Karnasnews – Terkait putusan Mahkamah Konstitusi (MK) yang menolak gugatan berkaitan pernikahan beda agama dalam sidang pada Selasa (31/1/2023), Anggota Komisi VIII DPR RI Bukhori Yusuf memberikan aparesiasi.
Menurut Bukhori, putusan MK sejalan dengan amanat konstitusi dan aspirasi umat Islam yang telah jauh-jauh hari pihaknya suarakan. Diketahui, Bukhori menyuarakan penentangan itu sejak Maret dan Desember 2022.
“Kami mengapresiasi putusan MK tersebut mengingat sejak awal kami menentang nikah beda agama karena selain bertentangan dengan konstitusi, juga bertentangan dengan ajaran Islam,” kata Bukhori melalui keterangan tertulisnya, Rabu (1/2/2023).
Dia menyebut penentangan yang dilakukan, khususnya merespons pernikahan beda agama yang terjadi di Semarang dan putusan Pengadilan Negeri Tangerang yang mengesahkan pernikahan beda agama.
Pernikahan beda agama bertabrakan dengan isi Pasal 28J UUD 1945 Ayat 2 yang menjelaskan, bahwa setiap orang wajib tunduk terhadap pembatasan yang ditetapkan dengan undang-undang dalam memenuhi hak dan kebebasan.
Di sisi lain, lanjut Anggota Komisi Agama DPR ini, HAM dalam perspektif konstitusi tidak bermakna liberal. “Dia dibatasi oleh pertimbangan moral, nilai-nilai agama, keamanan, dan ketertiban umum,” terangnya.

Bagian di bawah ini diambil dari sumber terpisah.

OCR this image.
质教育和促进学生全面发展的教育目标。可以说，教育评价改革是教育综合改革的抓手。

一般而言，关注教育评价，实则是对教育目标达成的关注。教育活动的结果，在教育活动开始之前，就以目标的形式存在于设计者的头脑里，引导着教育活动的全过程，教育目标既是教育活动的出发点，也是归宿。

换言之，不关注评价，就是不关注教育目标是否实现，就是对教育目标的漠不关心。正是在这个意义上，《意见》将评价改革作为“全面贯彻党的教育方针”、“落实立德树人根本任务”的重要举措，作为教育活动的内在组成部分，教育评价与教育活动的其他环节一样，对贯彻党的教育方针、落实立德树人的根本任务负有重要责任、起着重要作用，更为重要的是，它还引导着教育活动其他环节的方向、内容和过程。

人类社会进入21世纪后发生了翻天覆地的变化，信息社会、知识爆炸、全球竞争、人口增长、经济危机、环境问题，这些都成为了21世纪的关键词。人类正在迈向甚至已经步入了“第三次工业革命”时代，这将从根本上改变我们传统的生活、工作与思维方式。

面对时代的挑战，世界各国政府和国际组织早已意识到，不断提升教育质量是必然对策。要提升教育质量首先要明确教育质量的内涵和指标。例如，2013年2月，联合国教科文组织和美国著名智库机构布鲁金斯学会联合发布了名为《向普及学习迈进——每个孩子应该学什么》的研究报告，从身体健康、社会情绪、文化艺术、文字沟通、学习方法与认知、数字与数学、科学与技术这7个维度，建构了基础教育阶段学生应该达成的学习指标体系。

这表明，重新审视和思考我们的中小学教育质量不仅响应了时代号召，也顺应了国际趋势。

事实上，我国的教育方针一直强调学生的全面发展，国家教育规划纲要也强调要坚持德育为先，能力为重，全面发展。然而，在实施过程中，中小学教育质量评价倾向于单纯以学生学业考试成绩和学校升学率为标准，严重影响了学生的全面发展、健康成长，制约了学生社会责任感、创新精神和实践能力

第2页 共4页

Politisi PKS ini meminta polemik pernikahan beda agama segera diakhiri. Negara melalui MK telah menerbitkan fatwanya terkait pandangan hukum soal pernikahan beda agama. “Sudah tepat jika hal ini dikembalikan pada UU Perkawinan,” katanya.
Dia berharap semua pihak menghormati putusan MK itu. Sebab negara telah bersikap. “Perhatian ini dalam upaya memelihara suasana kerukunan umat beragama yang saling menghormati dan menghargai ajaran masing-masing,” imbuhnya.
Diketahui, MK telah memutuskan menolak gugatan berkaitan nikah beda agama. MK tetap berpegang pada pendiriannya soal nikah beda agama seperti diatur di UU Perkawinan.
Dalam konklusinya, MK menegaskan pokok permohonan soal nikah beda agama tidak beralasan menurut hukum untuk seluruhnya. “Mengadili, menolak permohonan pemohon untuk seluruhnya,” kata Ketua MK Anwar Usman saat membacakan putusan tersebut.
UU Perkawinan ini didugat oleh seorang pemuda asal Kampung Gabaikunu, Mapia Tengah, Provinsi Papua. Dalam pokok permohonannya, pemohon menyampaikan sejumlah dalil yang menyatakan inkonstitusionalitas Pasal 2 Ayat (1) dan Ayat (2) serta Pasal 8 huruf f UU Nomor 1 Tahun 1974 tentang Perkawinan.
Menurut pemohon, perkawinan adalah hak asasi yang merupakan ketetapan atau takdir tuhan. Setiap orang berhak untuk menikah dengan siapa pun, terlepas dari perbedaan agama. Atas dasar itu, pemohon menilai negara tidak bisa melarang atau tidak mengakui pernikahan beda agama.
Dia juga menilai, negara harus bisa memberikan suatu solusi bagi pasangan beda agama. Alasan lainnya, Pasal 2 Ayat (1) pada UU Perkawinan pada hakikatnya dinilainya telah menimbulkan penafsiran yang berbeda-beda dengan yang dimaksud dengan “hukum masing-masing agama dan kepercayaan itu”.
Menurut pemohon, banyak institusi agama yang tidak bersedia melangsungkan perkawinan beda agama termasuk adanya penolakan pencatatan oleh petugas catatan sipil. Jika perkawinan hanya diperbolehkan dengan yang seagama. hal ini dinilainya mengakibatkan negara pada hakikatnya memaksa warga negaranya.